結論。中曽根・小泉元首相は保守主義者であり、社会的・政治的には秩序と伝統を重んじるが、経済的には徹底した自由主義者(新自由主義者、構造改革論者)だったが、安倍晋三氏は、社会的・政治的には両元首相と立場を同じくするが、その経済政策は政府主導の統制色が強い。
私も基本的には、この佐和氏と同じように、安倍経済政策の国家主義的色彩を強調しておきたいと思う。
しかし、若干注意が必要なのは、佐和氏も否定しないと思うが、安倍晋三氏は決して「新自由主義的」な政策をイデオロギーとして全面的に放棄したわけでは決してないことである。

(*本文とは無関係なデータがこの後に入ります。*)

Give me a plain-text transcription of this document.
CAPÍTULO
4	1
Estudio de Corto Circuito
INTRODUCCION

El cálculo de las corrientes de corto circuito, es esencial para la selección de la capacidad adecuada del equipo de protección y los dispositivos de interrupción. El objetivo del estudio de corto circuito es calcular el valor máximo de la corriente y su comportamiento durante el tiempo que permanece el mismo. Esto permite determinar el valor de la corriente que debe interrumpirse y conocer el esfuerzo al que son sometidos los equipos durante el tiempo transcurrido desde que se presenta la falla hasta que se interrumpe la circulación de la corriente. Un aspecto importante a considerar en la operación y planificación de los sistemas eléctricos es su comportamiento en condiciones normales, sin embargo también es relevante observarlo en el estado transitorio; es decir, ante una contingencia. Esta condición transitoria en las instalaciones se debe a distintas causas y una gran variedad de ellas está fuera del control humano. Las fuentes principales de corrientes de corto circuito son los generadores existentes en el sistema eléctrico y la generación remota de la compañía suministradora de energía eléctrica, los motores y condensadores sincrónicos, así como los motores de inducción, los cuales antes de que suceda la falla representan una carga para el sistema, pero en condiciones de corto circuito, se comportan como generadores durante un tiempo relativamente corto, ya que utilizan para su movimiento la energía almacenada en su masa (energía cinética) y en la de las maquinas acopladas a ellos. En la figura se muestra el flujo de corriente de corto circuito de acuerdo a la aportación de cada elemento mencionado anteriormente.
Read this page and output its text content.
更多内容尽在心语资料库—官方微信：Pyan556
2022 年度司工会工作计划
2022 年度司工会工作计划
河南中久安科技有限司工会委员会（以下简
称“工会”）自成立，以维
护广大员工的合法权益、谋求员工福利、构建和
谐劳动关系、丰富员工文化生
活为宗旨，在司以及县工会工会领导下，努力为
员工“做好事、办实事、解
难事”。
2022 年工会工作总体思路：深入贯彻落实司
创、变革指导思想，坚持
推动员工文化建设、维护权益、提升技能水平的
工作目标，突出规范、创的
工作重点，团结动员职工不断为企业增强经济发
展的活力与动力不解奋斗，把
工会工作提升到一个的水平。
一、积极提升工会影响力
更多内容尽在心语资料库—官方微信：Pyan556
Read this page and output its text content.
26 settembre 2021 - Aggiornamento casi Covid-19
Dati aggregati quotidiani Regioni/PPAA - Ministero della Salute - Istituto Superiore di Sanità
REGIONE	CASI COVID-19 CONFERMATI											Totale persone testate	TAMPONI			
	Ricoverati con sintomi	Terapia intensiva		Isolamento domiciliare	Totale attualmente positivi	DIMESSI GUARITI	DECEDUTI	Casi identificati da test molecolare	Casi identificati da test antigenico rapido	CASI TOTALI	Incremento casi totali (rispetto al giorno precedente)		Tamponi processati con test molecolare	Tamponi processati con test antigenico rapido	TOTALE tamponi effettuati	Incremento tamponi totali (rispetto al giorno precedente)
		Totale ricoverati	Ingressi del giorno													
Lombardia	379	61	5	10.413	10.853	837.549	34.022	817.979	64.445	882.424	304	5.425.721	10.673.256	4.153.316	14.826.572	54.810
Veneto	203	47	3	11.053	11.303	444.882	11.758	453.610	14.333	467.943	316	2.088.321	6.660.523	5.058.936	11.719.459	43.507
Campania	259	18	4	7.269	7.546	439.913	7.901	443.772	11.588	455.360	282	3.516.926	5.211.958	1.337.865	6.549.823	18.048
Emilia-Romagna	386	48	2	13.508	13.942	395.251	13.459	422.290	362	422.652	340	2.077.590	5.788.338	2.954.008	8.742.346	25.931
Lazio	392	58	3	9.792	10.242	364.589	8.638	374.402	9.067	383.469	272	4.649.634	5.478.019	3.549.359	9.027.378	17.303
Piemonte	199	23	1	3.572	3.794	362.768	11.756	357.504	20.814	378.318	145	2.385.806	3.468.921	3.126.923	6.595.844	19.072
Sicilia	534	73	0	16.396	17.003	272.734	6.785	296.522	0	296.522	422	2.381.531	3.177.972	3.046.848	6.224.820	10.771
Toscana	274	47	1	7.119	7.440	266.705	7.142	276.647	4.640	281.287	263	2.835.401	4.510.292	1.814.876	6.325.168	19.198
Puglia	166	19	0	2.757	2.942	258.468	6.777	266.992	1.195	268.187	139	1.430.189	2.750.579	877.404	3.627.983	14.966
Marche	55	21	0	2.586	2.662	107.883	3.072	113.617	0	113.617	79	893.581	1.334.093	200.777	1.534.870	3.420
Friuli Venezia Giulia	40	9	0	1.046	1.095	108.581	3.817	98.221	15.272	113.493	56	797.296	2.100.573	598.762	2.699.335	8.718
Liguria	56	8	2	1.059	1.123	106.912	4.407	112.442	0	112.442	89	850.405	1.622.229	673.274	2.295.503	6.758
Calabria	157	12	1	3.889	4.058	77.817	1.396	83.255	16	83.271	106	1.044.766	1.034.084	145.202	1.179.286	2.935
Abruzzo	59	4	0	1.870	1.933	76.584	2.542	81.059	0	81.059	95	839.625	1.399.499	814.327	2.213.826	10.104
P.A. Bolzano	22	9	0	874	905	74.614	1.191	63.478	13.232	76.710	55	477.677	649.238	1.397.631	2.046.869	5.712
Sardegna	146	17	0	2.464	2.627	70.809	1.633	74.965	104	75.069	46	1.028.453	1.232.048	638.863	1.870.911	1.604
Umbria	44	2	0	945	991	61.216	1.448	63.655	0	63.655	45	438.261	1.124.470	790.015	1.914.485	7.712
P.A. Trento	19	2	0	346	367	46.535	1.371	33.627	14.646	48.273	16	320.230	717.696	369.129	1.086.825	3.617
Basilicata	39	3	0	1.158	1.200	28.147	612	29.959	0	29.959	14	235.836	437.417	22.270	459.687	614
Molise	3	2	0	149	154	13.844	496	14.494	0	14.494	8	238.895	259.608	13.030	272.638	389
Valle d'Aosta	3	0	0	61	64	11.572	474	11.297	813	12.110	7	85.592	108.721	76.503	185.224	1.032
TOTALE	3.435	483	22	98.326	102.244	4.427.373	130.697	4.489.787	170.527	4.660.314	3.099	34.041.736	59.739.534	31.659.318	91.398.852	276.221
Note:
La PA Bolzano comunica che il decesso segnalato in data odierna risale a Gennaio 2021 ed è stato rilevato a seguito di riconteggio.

そもそも「新自由主義」政策に対して財界から決して強い批判が出てこなかったこと、むしろ現在でもそれを推進すべきという声が強いのは、新自由主義が大企業の利益にマッチしているからであり、その限りにおいて、である。法人税や企業の社会負担に対する不満が(場合によっては、それを理由とした脅しが)並べられるのは、そのことを明確に示している。
このように一方で新自由主義を声高く唱えながら、他方では富裕者、特に大企業の経営者、株主、金融関係者の利害を忖度するのは、現在の資本主義経済の常である。
このことを明確に指摘したのは、米国では、ジェームス・ガルブレイス氏の『プレデター国家』(2008年)であった。すでに20世紀末から米国の保守派・プレデター(捕食者たち)は、「自由市場」を放棄している。それは依然として彼らのキャッチ・コピーではあっても、彼らと国家権力との癒着が進行している。これがガルブレイス氏の結論であった。またガルブレイス氏は言う。彼らは、軍事支出の拡大はもちろん、社会保障(年金)、教育に対する政府支出などに必ずしも反対しない。もちろん、それが彼らの利益に奉仕するからであり、その限り、その程度に応じてである。しかも、その際、もし必要とあれば、「自由市場」の効用を宣伝することもいとわない。
これが現在米国や日本で進行中の事態であることを心に銘記するべきであろう。